Дороти прижала пальцы к глазам. Ей так и не удалось собраться с мыслями: и право, беспокойство из-за этого счета от Каргилла не оставляло её в покое. Молитвы, которые она знала наизусть, текли бездумно в ее голове. Стоило ей поднять глаза, как взгляд начал переходить с одного на другое. Сначала она посмотрела наверх, на безглавых ангелов у крыши, на чьих шеях сохранились следы пил солдат-пуритан. Потом взгляд ее вернулся назад, к черной шляпке в стиле «свиной пирожок» на мисс Мэйфилл, и к ее подрагивающим черным серьгам. Мисс Мэйфилл носила длинное слежавшееся черное пальто с маленьким, засаленного вида каракулевым воротничком, то самое пальто, которое всегда было на мисс Мэйфилл с тех пор, как Дороти её узнала. Пальто было из какого-то особенного материала, напоминавшего шелковый муар, но гораздо грубее, с черным рубчиком, образующим недоступный пониманию узор. Возможно даже, что сшито оно было не из чего иного, как из пресловуто-легендарного черного бамбазина.[4]

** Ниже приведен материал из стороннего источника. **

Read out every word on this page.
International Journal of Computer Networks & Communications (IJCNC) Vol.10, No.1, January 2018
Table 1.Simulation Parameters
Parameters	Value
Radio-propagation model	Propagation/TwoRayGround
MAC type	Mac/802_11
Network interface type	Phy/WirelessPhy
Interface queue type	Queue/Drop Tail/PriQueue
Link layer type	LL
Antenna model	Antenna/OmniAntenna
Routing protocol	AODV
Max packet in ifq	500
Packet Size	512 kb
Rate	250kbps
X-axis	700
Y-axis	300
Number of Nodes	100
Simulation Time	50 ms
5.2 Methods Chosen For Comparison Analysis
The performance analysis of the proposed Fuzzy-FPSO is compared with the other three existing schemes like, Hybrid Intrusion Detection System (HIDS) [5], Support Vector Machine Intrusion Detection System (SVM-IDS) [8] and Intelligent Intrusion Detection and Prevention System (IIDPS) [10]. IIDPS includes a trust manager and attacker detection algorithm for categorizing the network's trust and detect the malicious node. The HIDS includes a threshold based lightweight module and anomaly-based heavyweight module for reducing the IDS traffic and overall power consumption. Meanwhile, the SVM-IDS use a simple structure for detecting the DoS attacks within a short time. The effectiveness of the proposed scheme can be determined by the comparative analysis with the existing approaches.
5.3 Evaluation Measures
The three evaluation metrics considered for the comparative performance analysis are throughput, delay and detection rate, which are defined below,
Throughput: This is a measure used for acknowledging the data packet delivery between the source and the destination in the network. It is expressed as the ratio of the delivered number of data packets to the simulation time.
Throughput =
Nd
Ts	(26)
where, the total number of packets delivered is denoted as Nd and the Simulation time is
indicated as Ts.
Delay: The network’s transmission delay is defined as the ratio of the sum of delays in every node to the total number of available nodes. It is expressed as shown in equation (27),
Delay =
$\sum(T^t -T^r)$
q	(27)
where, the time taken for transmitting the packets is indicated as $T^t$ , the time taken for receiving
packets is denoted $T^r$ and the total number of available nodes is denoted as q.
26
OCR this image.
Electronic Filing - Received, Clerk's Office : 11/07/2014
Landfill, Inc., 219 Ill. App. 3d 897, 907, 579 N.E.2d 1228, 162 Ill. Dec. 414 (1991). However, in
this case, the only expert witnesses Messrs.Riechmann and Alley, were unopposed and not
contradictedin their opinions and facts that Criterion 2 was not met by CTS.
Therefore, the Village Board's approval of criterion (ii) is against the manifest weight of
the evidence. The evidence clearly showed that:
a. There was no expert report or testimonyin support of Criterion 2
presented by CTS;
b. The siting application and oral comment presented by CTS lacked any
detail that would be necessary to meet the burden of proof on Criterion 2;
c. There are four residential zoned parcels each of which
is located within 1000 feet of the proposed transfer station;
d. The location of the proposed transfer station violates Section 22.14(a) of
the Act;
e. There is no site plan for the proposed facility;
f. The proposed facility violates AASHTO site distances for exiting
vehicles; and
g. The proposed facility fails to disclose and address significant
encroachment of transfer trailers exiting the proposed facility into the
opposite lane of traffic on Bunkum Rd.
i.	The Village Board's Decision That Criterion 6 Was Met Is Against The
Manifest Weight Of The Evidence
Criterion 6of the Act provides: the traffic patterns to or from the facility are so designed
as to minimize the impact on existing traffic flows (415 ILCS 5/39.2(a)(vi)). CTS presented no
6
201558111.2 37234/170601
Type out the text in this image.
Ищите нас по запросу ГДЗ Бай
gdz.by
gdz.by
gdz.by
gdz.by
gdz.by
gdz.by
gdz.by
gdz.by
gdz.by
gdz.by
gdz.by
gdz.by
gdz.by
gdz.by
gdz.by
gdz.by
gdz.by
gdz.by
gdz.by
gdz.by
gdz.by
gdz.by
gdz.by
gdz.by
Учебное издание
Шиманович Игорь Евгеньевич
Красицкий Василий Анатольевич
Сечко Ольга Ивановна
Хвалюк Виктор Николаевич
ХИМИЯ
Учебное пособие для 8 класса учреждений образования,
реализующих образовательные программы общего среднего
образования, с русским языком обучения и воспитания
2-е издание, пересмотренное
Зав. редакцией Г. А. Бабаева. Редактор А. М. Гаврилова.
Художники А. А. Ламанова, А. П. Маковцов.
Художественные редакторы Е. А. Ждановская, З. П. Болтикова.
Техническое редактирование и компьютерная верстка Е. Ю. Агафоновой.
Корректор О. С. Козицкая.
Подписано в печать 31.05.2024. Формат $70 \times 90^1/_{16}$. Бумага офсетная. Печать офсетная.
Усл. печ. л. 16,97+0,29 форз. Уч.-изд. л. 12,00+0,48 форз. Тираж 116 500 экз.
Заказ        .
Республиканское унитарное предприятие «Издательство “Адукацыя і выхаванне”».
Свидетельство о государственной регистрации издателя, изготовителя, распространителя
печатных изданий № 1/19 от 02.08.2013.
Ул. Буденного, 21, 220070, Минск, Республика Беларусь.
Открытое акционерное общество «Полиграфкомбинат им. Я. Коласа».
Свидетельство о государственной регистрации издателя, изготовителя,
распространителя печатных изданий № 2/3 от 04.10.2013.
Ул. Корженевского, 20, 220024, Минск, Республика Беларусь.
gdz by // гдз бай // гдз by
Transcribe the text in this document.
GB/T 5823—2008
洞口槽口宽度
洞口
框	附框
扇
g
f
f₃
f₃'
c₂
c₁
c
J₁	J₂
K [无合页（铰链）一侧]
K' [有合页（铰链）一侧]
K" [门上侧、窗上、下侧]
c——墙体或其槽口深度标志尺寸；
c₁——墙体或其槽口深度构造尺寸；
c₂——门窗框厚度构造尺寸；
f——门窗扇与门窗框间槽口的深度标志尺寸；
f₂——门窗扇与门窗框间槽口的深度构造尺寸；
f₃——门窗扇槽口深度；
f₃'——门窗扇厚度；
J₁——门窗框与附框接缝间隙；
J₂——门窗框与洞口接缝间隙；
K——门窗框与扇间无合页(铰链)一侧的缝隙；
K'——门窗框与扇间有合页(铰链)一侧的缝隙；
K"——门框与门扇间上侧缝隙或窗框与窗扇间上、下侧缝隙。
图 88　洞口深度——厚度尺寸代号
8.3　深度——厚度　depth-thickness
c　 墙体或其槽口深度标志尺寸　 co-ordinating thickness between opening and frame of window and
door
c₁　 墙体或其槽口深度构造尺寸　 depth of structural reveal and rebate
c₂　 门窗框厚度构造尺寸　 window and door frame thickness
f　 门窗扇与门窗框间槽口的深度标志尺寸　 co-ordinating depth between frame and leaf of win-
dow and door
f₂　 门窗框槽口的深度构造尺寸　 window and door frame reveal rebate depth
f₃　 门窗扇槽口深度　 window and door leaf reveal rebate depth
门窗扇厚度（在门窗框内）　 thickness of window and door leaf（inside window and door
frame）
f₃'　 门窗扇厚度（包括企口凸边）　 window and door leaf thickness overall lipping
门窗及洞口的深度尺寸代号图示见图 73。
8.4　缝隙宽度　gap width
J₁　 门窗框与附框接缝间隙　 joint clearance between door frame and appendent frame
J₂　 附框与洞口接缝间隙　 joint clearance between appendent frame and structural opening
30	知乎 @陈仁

Мисс Мэйфилл была очень старой, такой старой, что никто и не помнил ее иначе, как старухой. Она источала слабый запах, некий бесплотный запах, в котором можно было распознать одеколон, шарики от моли и лёгкий аромат джина.
Из отворота куртки Дороти вытащила длинную булавку со стеклянной головкой и незаметно, под прикрытием спины мисс Мэйфилл, вонзила острие себе в предплечье. Плоть содрогнулась. Дороти взяла себе за правило, стоило ей только поймать себя на отвлеченности мысли во время молитвы, сильно, до крови, прокалывать себе руку. Такова была выбранная ею самой форма самодисциплины, её защита от непочтительных, кощунственных мыслей.